Aldi meringis, mau menangis pun rasanya sudah tak sanggup.
"Abang..." Kali ini atensi Aldi tertuju pada Aluna yang baru saja menghampirinya. Sebenarnya Aluna tidak pergi kemanapun, ia tetap berdiam diri di teras rumah itu.
Aldi berdecih lantas membuang mukanya. Ia segera beranjak pergi untuk masuk ke dalam rumah.
"Bang, tunggu! Luna minta maaf, ini gak bener terjadi kan? Ayah..."
"Ini semua ulah Lo, mikir!" Aldi dengan kasar menepis tangan Aluna.
***
Pemakaman Fatih berjalan dengan khidmat. Laras tidak menangis memang, namun tatapannya begitu kosong dan pasrah sesekali juga Laras bertindak gelisah.
Aldi juga sudah mengikhlaskan kepergian Fatih.Para pelayat sudah pergi, menyisakan Laras dan Aldi saja.
"Bunda, ini Abang." Aldi merangkul Laras yang terduduk sambil memeluk nisan sang suami.

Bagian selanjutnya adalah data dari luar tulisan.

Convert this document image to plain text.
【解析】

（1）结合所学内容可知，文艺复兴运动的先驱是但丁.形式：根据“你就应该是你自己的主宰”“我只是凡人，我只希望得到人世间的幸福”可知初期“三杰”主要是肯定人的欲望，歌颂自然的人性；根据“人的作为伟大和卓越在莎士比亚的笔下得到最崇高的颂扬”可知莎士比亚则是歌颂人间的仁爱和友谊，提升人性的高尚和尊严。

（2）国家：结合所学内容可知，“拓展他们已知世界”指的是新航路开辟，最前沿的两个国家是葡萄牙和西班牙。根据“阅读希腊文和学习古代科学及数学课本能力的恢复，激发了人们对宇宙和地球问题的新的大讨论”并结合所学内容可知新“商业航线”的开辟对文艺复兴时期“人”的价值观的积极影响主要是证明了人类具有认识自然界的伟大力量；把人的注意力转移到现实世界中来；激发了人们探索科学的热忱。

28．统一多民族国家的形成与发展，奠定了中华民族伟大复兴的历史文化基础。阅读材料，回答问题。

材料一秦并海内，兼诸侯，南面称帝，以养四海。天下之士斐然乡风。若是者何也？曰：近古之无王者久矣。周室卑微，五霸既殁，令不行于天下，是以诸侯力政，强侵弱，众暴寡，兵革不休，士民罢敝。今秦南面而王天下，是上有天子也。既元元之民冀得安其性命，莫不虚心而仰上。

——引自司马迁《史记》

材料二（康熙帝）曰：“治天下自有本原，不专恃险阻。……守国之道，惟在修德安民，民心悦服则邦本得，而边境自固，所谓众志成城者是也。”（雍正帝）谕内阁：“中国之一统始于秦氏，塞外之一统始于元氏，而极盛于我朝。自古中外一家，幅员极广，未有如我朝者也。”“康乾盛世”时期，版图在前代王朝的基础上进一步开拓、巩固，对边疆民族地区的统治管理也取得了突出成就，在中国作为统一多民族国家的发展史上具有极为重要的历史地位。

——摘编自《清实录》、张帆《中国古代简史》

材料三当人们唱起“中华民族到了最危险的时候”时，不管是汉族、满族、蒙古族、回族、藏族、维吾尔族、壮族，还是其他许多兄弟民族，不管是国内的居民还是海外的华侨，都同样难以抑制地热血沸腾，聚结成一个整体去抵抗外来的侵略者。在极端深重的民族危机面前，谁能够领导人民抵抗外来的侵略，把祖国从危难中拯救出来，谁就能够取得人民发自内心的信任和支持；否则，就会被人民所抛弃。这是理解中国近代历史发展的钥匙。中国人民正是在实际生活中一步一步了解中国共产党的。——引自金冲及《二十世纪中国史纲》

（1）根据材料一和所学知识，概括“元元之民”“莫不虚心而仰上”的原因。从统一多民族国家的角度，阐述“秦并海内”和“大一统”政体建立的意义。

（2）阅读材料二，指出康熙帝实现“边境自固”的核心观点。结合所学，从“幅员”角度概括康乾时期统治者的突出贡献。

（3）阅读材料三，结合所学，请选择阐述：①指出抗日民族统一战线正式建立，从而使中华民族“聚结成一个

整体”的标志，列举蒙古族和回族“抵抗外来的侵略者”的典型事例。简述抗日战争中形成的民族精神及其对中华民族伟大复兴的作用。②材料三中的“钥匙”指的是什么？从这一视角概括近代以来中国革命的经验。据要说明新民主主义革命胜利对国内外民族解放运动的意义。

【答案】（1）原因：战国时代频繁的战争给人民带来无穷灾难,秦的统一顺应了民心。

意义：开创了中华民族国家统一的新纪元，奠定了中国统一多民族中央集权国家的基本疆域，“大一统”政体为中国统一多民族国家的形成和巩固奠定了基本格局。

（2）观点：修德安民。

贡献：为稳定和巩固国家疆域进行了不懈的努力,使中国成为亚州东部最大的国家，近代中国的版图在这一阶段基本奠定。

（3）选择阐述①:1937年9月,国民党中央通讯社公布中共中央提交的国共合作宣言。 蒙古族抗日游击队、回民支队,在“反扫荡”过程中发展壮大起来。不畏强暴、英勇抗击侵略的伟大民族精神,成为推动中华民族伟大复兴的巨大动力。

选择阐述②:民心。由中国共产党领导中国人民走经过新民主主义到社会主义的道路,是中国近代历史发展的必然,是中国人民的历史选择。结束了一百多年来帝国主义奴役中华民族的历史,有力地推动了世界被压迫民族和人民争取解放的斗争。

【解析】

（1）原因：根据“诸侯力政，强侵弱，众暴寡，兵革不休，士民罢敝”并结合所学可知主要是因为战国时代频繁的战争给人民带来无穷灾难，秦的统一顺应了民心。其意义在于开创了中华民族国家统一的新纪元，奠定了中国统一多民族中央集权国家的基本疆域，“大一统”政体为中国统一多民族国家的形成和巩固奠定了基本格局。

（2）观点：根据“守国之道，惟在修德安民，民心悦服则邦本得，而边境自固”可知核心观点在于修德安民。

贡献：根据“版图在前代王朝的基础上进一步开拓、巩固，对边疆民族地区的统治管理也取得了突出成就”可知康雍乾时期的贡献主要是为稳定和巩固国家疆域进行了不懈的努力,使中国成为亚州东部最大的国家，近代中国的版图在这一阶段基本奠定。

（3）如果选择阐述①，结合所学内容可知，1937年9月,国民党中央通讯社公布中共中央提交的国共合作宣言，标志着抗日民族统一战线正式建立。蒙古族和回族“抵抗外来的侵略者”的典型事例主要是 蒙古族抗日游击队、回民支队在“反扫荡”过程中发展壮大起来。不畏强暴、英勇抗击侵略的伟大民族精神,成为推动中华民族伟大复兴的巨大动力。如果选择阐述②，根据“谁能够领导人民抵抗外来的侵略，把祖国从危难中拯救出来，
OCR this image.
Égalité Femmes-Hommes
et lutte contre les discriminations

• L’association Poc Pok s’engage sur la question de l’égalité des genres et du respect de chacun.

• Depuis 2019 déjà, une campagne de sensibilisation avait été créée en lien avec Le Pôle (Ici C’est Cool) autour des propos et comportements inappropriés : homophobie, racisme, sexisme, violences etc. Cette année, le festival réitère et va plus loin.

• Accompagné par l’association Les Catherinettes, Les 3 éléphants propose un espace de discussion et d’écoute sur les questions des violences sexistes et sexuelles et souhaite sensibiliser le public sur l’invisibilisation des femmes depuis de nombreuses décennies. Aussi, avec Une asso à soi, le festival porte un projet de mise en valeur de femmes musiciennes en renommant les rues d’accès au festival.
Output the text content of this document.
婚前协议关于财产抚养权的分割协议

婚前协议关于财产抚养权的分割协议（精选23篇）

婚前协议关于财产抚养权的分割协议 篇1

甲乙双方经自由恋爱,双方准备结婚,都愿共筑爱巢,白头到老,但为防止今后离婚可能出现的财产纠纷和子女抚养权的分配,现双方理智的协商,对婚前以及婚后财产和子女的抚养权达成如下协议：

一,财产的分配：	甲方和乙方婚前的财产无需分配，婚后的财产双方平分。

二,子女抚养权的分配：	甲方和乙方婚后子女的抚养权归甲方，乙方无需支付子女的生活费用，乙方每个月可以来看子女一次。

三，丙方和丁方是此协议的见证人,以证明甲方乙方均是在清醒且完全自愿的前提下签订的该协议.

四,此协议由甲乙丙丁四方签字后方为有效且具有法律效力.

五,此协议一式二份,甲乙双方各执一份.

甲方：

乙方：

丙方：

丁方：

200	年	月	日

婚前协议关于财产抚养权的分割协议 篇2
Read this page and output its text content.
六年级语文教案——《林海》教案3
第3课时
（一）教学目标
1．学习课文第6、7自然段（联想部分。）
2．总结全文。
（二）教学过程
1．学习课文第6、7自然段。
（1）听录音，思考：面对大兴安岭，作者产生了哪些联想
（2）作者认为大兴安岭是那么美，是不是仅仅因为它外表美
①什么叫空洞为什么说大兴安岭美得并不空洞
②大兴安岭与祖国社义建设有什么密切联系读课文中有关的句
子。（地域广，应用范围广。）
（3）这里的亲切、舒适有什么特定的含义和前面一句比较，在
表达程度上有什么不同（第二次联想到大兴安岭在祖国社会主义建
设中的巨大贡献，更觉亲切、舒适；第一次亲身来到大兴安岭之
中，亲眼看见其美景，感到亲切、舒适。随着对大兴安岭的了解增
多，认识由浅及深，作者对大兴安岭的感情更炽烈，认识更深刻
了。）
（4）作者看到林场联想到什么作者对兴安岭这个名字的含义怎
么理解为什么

Laras menoleh, lantas kedua tangannya membelai wajah Aldi lembut. "Anak bunda sayang, tunggu ya, bunda lagi bangunin ayah kamu." Ujar Laras tidak sadar.
Mendengar itu, tentu saja hati Aldi teriris. "Bunda, jangan gini. Pulang, yuk! Abang bakal temenin bunda terus. Abang janji."
Laras menggeleng. "Ayah kamu tidurnya lama banget, Bunda paksa aja kali ya?" Dan dengan spontan Laras berusaha menggali kembali tanah kuburan Fatih.
Sambil menangis, Aldi memeluk Laras erat, berharap semoga itu dapat menyadarkan Laras. "Bunda! Jangan kaya gini, Abang sedih liatnya, Bun!"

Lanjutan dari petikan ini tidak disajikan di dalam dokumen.